I spent last weekend comparing two ways to serve a local model: Llamafile and the more traditional vLLM + Docker setup I've been running for months. Same model (Qwen2.5-7B-Instruct), same hardware (a single RTX 4090), same test queries. The gap between them is smaller than I expected, and the trade-offs are worth talking about.
Llamafile is Mozilla's trick — a single executable that bundles the model weights, the inference engine, and a web server into one file. You download it, chmod +x
, run it, and there's a chat UI at localhost:8080. No Python environment, no pip install, no Dockerfile. It uses llama.cpp under the hood, so it's CPU-first with GPU off where available. The whole thing is about 5 GB for a 7B Q4_K_M quant.
vLLM in Docker is what most of my production pipelines use. You pull the vllm image, mount your model directory, set --tensor-parallel-size 1
and --max-model-len 8192
, and you get an OpenAI-compatible /v1/chat/completions
endpoint. It's more work upfront — you need Python, CUDA toolkit matching your driver, and a few GB of image layers — but you get PagedAttention, continuous batching, and production-grade throughput.
Here's where it gets interesting.
Latency. For single-user interactive use (chat, quick experiments), Llamafile is faster to first token by about 30-50ms because there's no container networking hop and no Python overhead in the request path. vLLM catches up under load — at 4+ concurrent requests, its continuous batching pulls ahead by 2-3x on total throughput. If you're the only person hitting the endpoint, Llamafile feels snappier. If you're building a service for a team, vLLM wins.

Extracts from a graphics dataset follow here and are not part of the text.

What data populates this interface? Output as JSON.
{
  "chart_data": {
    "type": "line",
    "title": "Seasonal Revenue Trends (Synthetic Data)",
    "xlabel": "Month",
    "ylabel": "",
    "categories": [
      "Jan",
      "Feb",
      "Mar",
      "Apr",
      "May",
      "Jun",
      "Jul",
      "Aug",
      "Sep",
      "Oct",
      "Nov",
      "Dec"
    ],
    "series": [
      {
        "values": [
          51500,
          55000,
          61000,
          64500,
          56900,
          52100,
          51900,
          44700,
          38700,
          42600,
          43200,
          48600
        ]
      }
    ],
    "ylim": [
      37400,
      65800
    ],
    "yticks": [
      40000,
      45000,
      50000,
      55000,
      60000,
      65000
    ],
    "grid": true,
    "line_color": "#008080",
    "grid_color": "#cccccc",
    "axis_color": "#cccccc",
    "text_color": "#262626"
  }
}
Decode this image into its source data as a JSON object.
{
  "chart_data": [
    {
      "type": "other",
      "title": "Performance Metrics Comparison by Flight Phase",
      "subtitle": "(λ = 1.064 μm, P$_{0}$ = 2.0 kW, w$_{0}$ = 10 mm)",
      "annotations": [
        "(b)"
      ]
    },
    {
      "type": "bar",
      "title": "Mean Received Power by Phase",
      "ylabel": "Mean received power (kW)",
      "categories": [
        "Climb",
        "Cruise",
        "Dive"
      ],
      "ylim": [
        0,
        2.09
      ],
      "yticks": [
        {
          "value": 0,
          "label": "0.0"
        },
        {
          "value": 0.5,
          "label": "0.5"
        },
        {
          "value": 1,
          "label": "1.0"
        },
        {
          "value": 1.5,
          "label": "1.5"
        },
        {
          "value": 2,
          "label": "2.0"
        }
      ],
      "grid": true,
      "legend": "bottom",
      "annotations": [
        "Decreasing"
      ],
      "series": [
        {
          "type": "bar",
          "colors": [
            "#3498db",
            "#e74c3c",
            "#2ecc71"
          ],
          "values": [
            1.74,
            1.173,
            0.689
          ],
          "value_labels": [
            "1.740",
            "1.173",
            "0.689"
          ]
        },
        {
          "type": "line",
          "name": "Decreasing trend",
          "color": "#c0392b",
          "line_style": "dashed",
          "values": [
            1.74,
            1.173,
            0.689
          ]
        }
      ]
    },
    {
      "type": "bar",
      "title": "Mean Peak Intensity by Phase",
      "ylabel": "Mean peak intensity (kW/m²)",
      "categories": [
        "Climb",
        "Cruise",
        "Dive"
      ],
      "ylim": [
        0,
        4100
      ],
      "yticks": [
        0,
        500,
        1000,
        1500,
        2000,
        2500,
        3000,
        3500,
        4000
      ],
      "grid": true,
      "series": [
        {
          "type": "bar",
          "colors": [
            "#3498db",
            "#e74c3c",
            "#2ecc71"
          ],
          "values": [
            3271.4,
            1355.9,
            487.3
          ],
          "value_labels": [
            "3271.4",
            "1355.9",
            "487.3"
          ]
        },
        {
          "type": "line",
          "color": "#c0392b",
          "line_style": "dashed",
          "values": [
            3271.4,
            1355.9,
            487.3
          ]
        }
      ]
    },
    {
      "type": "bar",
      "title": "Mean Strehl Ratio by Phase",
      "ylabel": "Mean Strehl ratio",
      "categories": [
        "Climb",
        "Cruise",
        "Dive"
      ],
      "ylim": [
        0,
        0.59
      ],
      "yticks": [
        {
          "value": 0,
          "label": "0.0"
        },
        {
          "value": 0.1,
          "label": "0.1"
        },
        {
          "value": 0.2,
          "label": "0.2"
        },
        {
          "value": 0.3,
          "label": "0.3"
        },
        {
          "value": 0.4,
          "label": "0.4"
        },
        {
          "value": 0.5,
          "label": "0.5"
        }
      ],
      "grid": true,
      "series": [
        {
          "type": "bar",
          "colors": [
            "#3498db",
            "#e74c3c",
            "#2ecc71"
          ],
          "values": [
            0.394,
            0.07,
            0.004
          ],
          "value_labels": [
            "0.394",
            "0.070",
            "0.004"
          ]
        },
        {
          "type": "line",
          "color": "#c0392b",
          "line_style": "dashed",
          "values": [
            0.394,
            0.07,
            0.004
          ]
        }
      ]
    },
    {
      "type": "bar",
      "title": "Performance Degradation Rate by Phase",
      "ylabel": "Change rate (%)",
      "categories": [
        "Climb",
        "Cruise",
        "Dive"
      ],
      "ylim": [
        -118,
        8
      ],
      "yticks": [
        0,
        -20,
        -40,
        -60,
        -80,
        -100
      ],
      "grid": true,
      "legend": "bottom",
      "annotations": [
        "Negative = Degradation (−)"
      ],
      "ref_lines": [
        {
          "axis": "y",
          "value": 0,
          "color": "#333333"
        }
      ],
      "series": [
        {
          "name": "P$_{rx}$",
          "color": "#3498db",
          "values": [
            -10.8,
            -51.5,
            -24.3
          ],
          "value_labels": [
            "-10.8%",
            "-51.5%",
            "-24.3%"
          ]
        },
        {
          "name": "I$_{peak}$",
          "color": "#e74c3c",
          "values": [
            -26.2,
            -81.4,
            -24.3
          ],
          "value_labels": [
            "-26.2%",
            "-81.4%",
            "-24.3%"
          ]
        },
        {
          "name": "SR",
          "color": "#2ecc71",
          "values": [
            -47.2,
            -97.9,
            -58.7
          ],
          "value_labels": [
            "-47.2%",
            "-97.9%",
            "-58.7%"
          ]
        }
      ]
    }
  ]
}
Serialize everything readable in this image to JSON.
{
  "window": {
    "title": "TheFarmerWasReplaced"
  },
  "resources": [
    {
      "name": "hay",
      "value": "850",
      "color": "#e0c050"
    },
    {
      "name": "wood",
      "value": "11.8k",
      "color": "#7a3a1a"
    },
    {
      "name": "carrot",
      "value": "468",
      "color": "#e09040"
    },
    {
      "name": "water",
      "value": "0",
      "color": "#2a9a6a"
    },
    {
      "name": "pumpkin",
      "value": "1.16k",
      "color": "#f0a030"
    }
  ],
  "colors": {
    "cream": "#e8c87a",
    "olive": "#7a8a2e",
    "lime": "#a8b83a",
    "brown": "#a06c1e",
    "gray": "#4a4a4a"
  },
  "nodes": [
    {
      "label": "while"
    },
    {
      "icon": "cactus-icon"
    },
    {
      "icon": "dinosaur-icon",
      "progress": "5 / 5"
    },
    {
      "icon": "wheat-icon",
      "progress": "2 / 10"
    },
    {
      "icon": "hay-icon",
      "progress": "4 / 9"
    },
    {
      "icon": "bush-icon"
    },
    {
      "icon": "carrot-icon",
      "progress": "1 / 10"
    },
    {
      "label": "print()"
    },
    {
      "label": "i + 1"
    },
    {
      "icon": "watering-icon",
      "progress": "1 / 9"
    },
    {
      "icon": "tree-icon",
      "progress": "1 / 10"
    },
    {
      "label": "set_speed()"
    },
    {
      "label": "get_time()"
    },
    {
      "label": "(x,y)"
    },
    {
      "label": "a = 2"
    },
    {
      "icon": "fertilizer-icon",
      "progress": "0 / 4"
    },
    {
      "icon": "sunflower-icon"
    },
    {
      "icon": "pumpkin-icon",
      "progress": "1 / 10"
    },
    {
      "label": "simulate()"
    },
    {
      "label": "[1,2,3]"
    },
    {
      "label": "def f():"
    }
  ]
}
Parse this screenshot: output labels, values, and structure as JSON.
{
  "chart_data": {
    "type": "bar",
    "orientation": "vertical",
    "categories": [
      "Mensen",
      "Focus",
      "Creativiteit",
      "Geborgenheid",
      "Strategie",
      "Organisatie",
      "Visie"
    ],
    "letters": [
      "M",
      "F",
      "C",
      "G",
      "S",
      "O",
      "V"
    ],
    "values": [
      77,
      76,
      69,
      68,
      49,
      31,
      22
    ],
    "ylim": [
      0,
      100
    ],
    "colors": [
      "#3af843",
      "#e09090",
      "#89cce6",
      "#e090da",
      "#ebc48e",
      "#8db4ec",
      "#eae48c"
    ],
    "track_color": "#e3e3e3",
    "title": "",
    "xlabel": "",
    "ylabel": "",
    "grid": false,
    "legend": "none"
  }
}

Setup time. Llamafile: 30 seconds. vLLM: 10-15 minutes if everything goes smoothly, longer if your CUDA versions disagree with the container. This matters more than most engineers admit. I've lost count of how many "quick experiments" died because the environment setup took longer than the test itself. Llamafile removes that friction completely.
Quantization support. Llamafile ships with the model already quantized. You get what you get. vLLM lets you load any HuggingFace model at any precision, swap between FP16 and AWQ on the fly, and mix quant levels across layers. If you're iterating on which quantization works for your use case, vLLM is the right tool.
Reliability. vLLM has never silently crashed on me under sustained load. Llamafile (llama.cpp backend) has — usually after 6-8 hours of continuous requests, the process OOMs or the context cache gets into a weird state. For ephemeral use, fine. For a service you want to stay up, vLLM is more battle-tested.
My take: Llamafile is the best thing that happened to local LLM experimentation since llama.cpp itself. I use it for prototyping, demos, and any situation where I want to test a model in under a minute. But when I need something that stays running and handles multiple users, I still reach for vLLM. They're not competitors — they're different tools for different parts of the same workflow.
If you haven't tried Llamafile yet, grab one and run it. It'll change how you think about what "deploying a model" means. Then go back to your production stack and appreciate what it does for you.